Stringent admittance rules followed, boosted by a rapid technological rise: fingerprint scans, detailed photographs and background checks snowballed throughout the 1990s, culminating in one of the world’s most robust international refugee-verification systems. Deportations continue every year, but the burden of proof has risen exponentially. Less evolved is the simple-minded psychology that leads to the myth of conflicting dual loyalties: Can a Jew be trusted to favour Canada over Israel? A devout Muslim to follow anything but sharia? A Somali woman to pledge allegiance to the United States? Best not to wrestle with it, some will conclude. Better these foreigners just went back to where they came from.

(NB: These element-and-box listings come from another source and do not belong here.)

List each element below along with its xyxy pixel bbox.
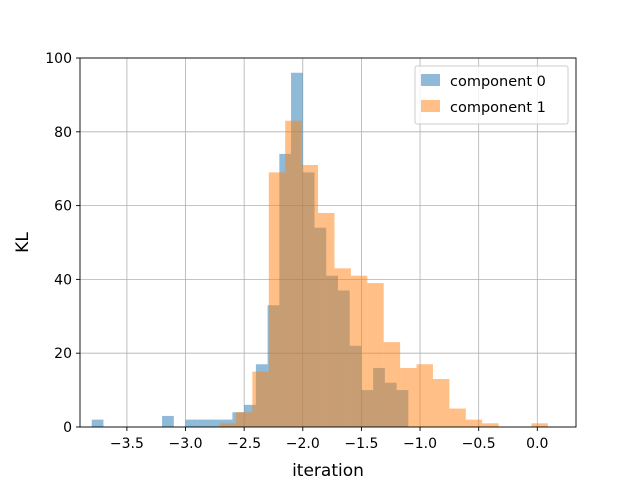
y-tick-label: 80 — [54, 125, 72, 141]
axis-ticks: −3.5 −3.0 −2.5 −2.0 −1.5 −1.0 −0.5 0.0 0 20 40 60 80… — [45, 51, 548, 452]
histogram-bar — [318, 212, 335, 427]
histogram-bar — [268, 172, 286, 427]
series-component-1 — [219, 120, 548, 427]
histogram-bar — [367, 283, 384, 427]
plot-area-frame — [79, 57, 577, 428]
histogram-bar — [416, 364, 433, 427]
y-tick-label: 40 — [54, 272, 72, 288]
histogram-bar — [334, 268, 351, 427]
histogram-bar — [162, 415, 174, 427]
histogram-bar — [208, 419, 221, 427]
legend-swatch-component-1 — [421, 100, 440, 112]
x-tick-label: −2.0 — [286, 436, 320, 452]
histogram-bars — [91, 72, 548, 427]
histogram-bar — [400, 367, 417, 427]
histogram-bar — [531, 423, 548, 427]
legend: component 0 component 1 — [414, 65, 569, 125]
legend-label-component-0: component 0 — [450, 74, 546, 90]
legend-swatch-component-0 — [421, 74, 440, 86]
histogram-bar — [185, 419, 198, 427]
histogram-bar — [91, 419, 104, 427]
x-tick-label: −0.5 — [462, 436, 496, 452]
y-tick-label: 60 — [54, 199, 72, 215]
y-axis-title: KL — [13, 232, 33, 253]
y-tick-label: 0 — [63, 420, 72, 436]
y-tick-label: 20 — [54, 346, 72, 362]
legend-box — [414, 65, 569, 125]
x-tick-label: −3.0 — [169, 436, 203, 452]
histogram-bar — [432, 379, 450, 427]
histogram-bar — [301, 165, 319, 427]
histogram-bar — [219, 423, 236, 427]
histogram-bar — [383, 342, 401, 427]
y-tick-label: 100 — [45, 51, 72, 67]
histogram-bar — [285, 120, 302, 427]
histogram-bar — [235, 412, 253, 427]
x-tick-label: −3.5 — [110, 436, 144, 452]
x-tick-label: −2.5 — [227, 436, 261, 452]
x-tick-label: 0.0 — [526, 436, 548, 452]
x-tick-label: −1.5 — [344, 436, 378, 452]
histogram-bar — [350, 275, 368, 427]
histogram-bar — [449, 408, 466, 427]
x-tick-label: −1.0 — [403, 436, 437, 452]
legend-label-component-1: component 1 — [450, 100, 546, 116]
histogram-bar — [482, 423, 499, 427]
histogram-bar — [465, 419, 483, 427]
histogram-bar — [197, 419, 209, 427]
histogram-bar — [252, 371, 269, 427]
x-axis-title: iteration — [292, 461, 364, 480]
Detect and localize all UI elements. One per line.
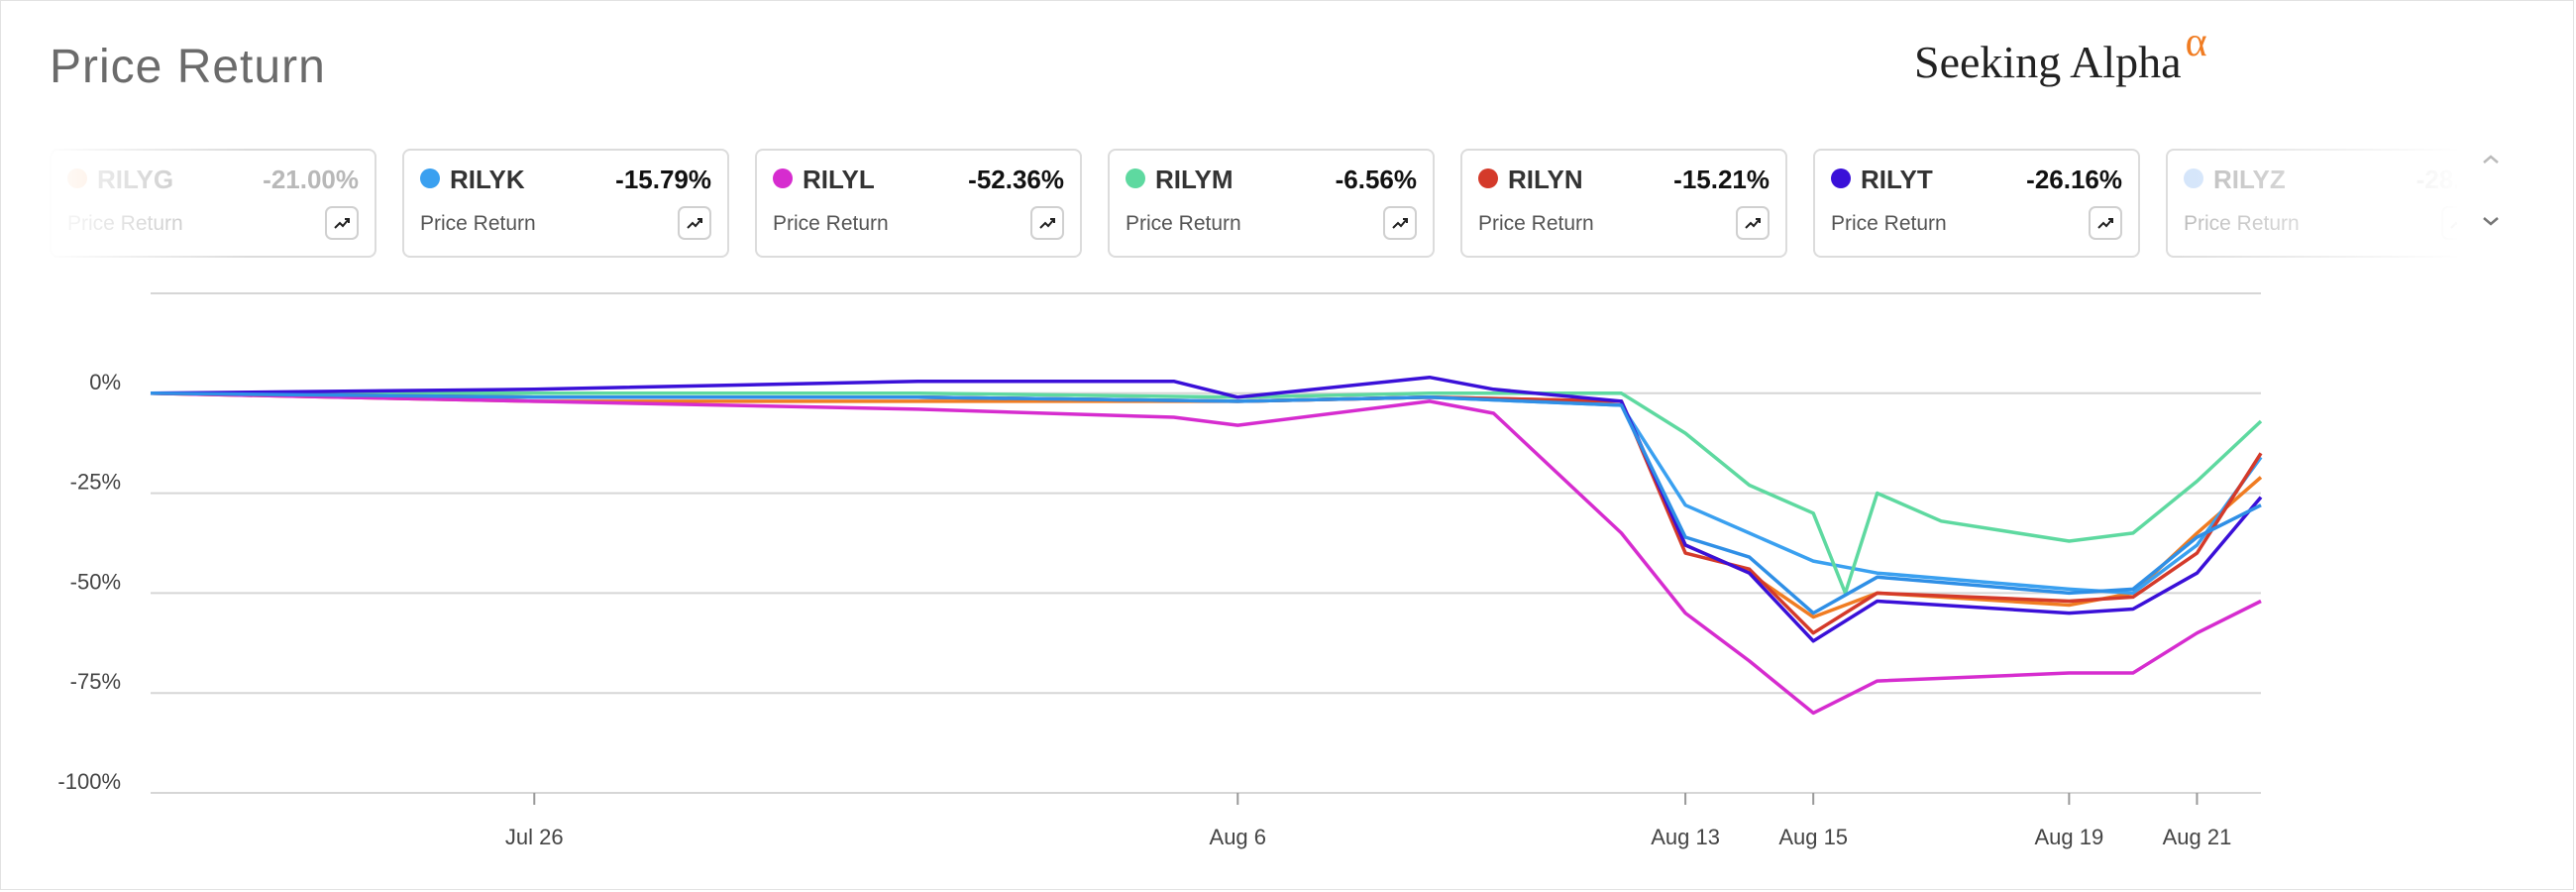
series-line-rilyz[interactable] xyxy=(150,391,2262,615)
series-color-dot xyxy=(1478,168,1498,188)
ticker-card-rilyg[interactable]: RILYG -21.00% Price Return xyxy=(50,149,376,258)
ticker-symbol: RILYZ xyxy=(2213,165,2286,194)
ticker-symbol: RILYT xyxy=(1861,165,1933,194)
trend-icon[interactable] xyxy=(1030,206,1064,240)
brand-text: Seeking Alpha xyxy=(1914,37,2182,87)
ticker-return: -21.00% xyxy=(263,165,359,194)
ticker-card-rilyk[interactable]: RILYK -15.79% Price Return xyxy=(402,149,729,258)
series-color-dot xyxy=(67,168,87,188)
ticker-metric-label: Price Return xyxy=(420,212,536,235)
ticker-return: -52.36% xyxy=(968,165,1064,194)
x-tick-label: Aug 13 xyxy=(1651,825,1720,849)
ticker-metric-label: Price Return xyxy=(1831,212,1947,235)
y-tick-label: -25% xyxy=(70,470,121,495)
price-return-chart: 0% -25% -50% -75% -100% Jul 26 Aug 6 Aug 13 Aug… xyxy=(57,292,2263,849)
ticker-metric-label: Price Return xyxy=(773,212,889,235)
y-tick-label: 0% xyxy=(89,370,121,394)
ticker-symbol: RILYK xyxy=(450,165,525,194)
ticker-metric-label: Price Return xyxy=(1478,212,1594,235)
page-title: Price Return xyxy=(50,41,326,93)
x-axis: Jul 26 Aug 6 Aug 13 Aug 15 Aug 19 Aug 21 xyxy=(505,793,2231,849)
x-tick-label: Aug 21 xyxy=(2163,825,2232,849)
x-tick-label: Jul 26 xyxy=(505,825,564,849)
ticker-metric-label: Price Return xyxy=(2184,212,2300,235)
trend-icon[interactable] xyxy=(1736,206,1770,240)
trend-icon[interactable] xyxy=(2089,206,2122,240)
ticker-return: -6.56% xyxy=(1335,165,1417,194)
series-color-dot xyxy=(420,168,440,188)
ticker-return: -15.21% xyxy=(1673,165,1770,194)
ticker-symbol: RILYN xyxy=(1508,165,1583,194)
x-tick-label: Aug 19 xyxy=(2034,825,2103,849)
y-tick-label: -75% xyxy=(70,669,121,694)
ticker-card-rilyz[interactable]: RILYZ -28.3 Price Return xyxy=(2166,149,2457,258)
ticker-metric-label: Price Return xyxy=(67,212,183,235)
series-color-dot xyxy=(1831,168,1851,188)
chevron-down-icon[interactable] xyxy=(2477,206,2505,234)
series-color-dot xyxy=(1126,168,1145,188)
series-line-rilyl[interactable] xyxy=(150,391,2262,716)
ticker-return: -28.3 xyxy=(2415,165,2457,194)
trend-icon[interactable] xyxy=(1383,206,1417,240)
chart-grid xyxy=(151,292,2261,794)
ticker-return: -26.16% xyxy=(2026,165,2122,194)
y-axis: 0% -25% -50% -75% -100% xyxy=(57,370,121,794)
ticker-symbol: RILYM xyxy=(1155,165,1234,194)
series-line-rilyn[interactable] xyxy=(150,391,2263,635)
trend-icon[interactable] xyxy=(2441,206,2457,240)
series-line-rilyt[interactable] xyxy=(150,375,2263,643)
ticker-card-rilyt[interactable]: RILYT -26.16% Price Return xyxy=(1813,149,2140,258)
y-tick-label: -100% xyxy=(57,769,121,794)
series-color-dot xyxy=(773,168,793,188)
ticker-metric-label: Price Return xyxy=(1126,212,1241,235)
series-color-dot xyxy=(2184,168,2203,188)
alpha-mark: α xyxy=(2185,20,2207,65)
trend-icon[interactable] xyxy=(325,206,359,240)
y-tick-label: -50% xyxy=(70,569,121,594)
ticker-return: -15.79% xyxy=(615,165,711,194)
ticker-symbol: RILYL xyxy=(803,165,875,194)
ticker-cards-strip: RILYG -21.00% Price Return RILYK -15.79% Pric… xyxy=(50,149,2457,262)
ticker-card-rilyl[interactable]: RILYL -52.36% Price Return xyxy=(755,149,1082,258)
series-line-rilym[interactable] xyxy=(151,391,2263,596)
ticker-card-rilym[interactable]: RILYM -6.56% Price Return xyxy=(1108,149,1435,258)
ticker-symbol: RILYG xyxy=(97,165,174,194)
seeking-alpha-logo[interactable]: Seeking Alphaα xyxy=(1914,20,2207,88)
ticker-card-rilyn[interactable]: RILYN -15.21% Price Return xyxy=(1460,149,1787,258)
series-lines xyxy=(150,375,2263,716)
trend-icon[interactable] xyxy=(678,206,711,240)
x-tick-label: Aug 6 xyxy=(1210,825,1267,849)
chevron-up-icon[interactable] xyxy=(2477,147,2505,174)
x-tick-label: Aug 15 xyxy=(1778,825,1848,849)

Xenophobia has led to numerous fears throughout Canada’s history: foreigners bring disease; they work for unfairly low wages; they infiltrate our society; they’re secretly terrorists. In hindsight, we know this is rarely the case. As of this spring, Canada has welcomed 58,650 Syrian refugees. Many remain unemployed, which is concerning for everyone, but Statistics Canada data from 1980 to 2009 confirms that refugee employment and earnings always increase over time. Certainly few jobs appear to have been stolen: in June 2019, Canadian unemployment hit a four-decade low of 5.4 per cent.

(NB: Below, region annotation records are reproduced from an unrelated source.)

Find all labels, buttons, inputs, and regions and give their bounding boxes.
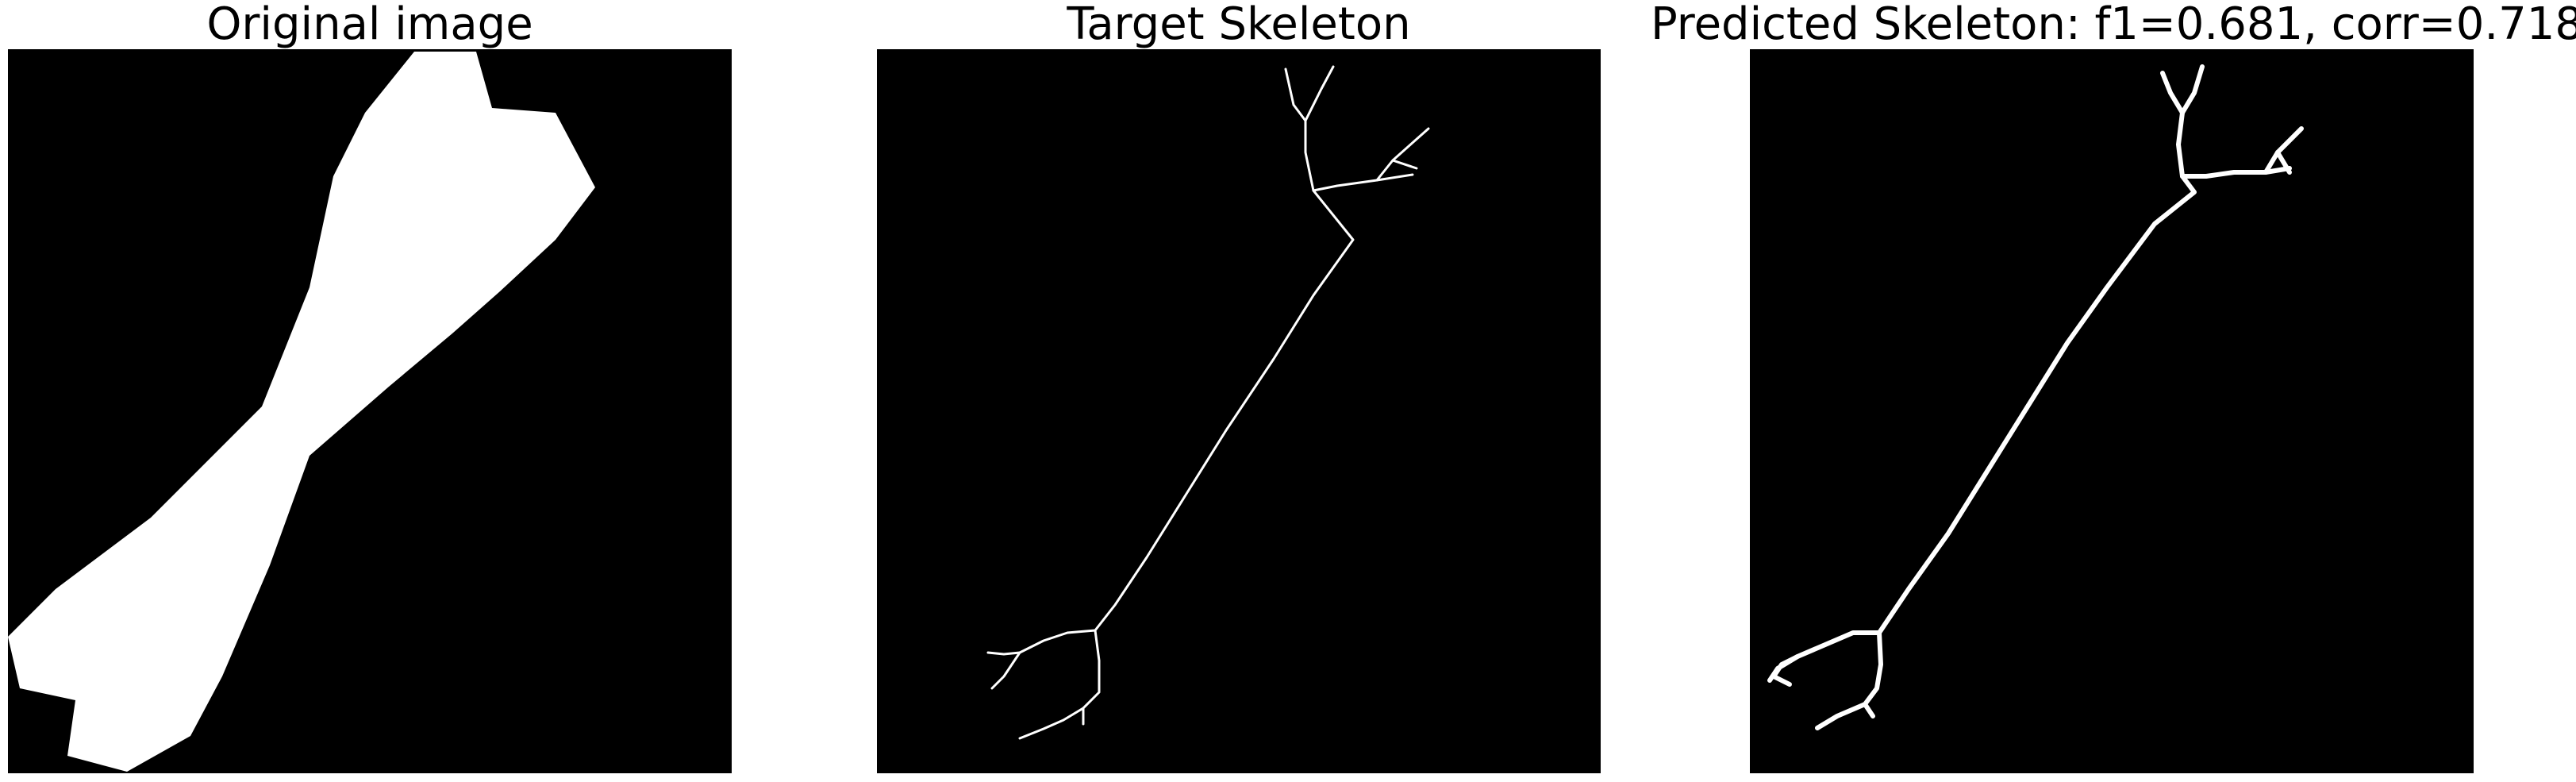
- panel-title-predicted: Predicted Skeleton: f1=0.681, corr=0.718: [1651, 0, 2576, 50]
- panel-title-original: Original image: [206, 0, 533, 50]
- dumbbell-shape: [8, 52, 595, 772]
- predicted-skeleton-svg: [1750, 49, 2474, 773]
- original-image: [8, 49, 732, 773]
- predicted-skeleton-image: [1750, 49, 2474, 773]
- panel-title-target: Target Skeleton: [1067, 0, 1411, 50]
- target-skeleton-svg: [877, 49, 1601, 773]
- target-skeleton-image: [877, 49, 1601, 773]
- predicted-skeleton-lines: [1767, 64, 2304, 730]
- target-skeleton-lines: [986, 65, 1430, 740]
- original-shape-svg: [8, 49, 732, 773]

Anecdotal evidence proves this point as well. The contributions to Canadian society by refugees and lower-class immigrants are myriad. A single cohort of 1,000 post-war Jewish orphans brought Canada several multimillionaires and philanthropists, including pharmaceutical giant Leslie Dan and toy makers Sam and Gitta Ganz. Michaëlle Jean fled Haiti with her family shortly before the crisis of the 1,500 and later became Canada’s governor general, succeeding Adrienne Clarkson, who nearly didn’t make it into Canada because of the 1923 Chinese Immigration Act.

The thousands of destitute Irish who washed up in 1847—those who survived typhus, cholera and bigotry—ended up filling a major labour shortage that same year. In The Canadian Response to the Irish Famine Emigration of 1847, historian Leslie Anne Harvey recounts how most Irish immigrants found stable employment, thanks to charitable groups and government agencies. “The immigrants who, a short time ago, had been judged ‘as drains upon society’ were soon producing members of Canadian society,” she writes. The economy proved stronger than Canadians realized. Fears of infection disappeared, along with infections themselves. Locals realized the blame lay not with the Irish newcomers, but with the British government abroad. Perhaps the best chance the Irish had for a better life lay not back where they came from, but here in Canada—which was, after all, their new home.